The modern smartphone is easily the genie in the bottle.
It's a phone, sure, but when you whip it out of your pocket you can take pictures, shoot movies, listen to music and surf the web, e-mail people and doom scroll on social media.
All things that not too long ago required more than one gadget on hand. It was a simpler time, and a more heavy one (because of everything you carried around). But it was also purposeful and deliberate.
If you were going for a night out with your friends, bring the phone and camera, leave the mp3-player and Gameboy at home. For a long trip, bring everything! Going to work? Phone and mp3 player will suffice.
Did I say simpler? Maybe I meant more cumbersome? This isn't necessarily bad per se.
Doing something with intent, choosing what gear to bring, is satisfying in and of itself. Or a let down, and you adjust when you encounter the same situation again.
Besides purpose, deliberation and intent I also just plain enjoyed it more. Sure, the first years of the smartphone revolution felt like magical times. They got better, faster, stronger, all the time and could quite literally replace a desktop computer today.
But we lost some of the fun and quirkiness along the way. Every smartphone today looks pretty much identical. And with a duopoly of operating systems that do the same things, sure it's an impressive array of things, but we are left with no diversity. No quirkiness.
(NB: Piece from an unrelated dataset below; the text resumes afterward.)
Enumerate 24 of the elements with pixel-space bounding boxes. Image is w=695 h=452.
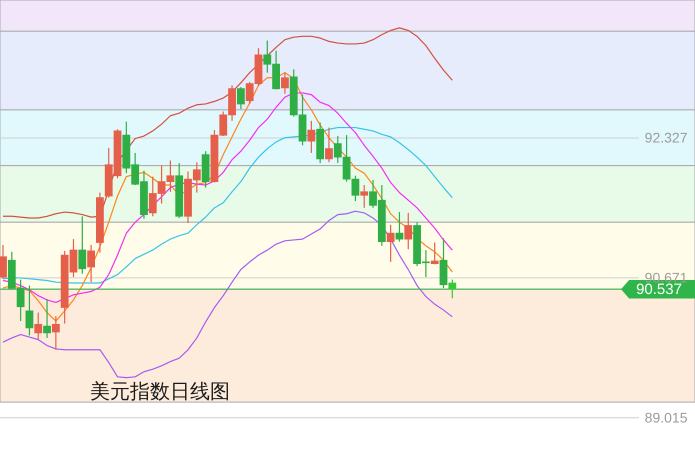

I, for one, decided to do something about it. My first step was to buy a modern mp3 player or DAP (for Digital Audio Player) as they're known today. I bought a mid-segment Fiio M21, figuring appx. $350 should get me a pretty good player.
I was right, the Fiio M21 is an Android based DAP, it has WiFi and Bluetooth should you want it, it has a touch screen and while the version of Android on it (13) isn't exactly this years model it's also not ancient. It (and every other DAP I've seen) lacks a camera and a SIM tray though. Thank god.
I pretty much followed SuperReviews guide to setting up an Android DAP when getting started.
So, lessons learned?
Let's get this out of the way first, how does it sound? It sounds fine. I can't hear any real difference from just listening on my phone but that wasn't my main point. I wanted distraction-free listening, no notifications, no apps to suck me in.
And it delivers on that front. I now do my commute to and from work free from staring at a screen.
It's still early Days though. will I stick to it?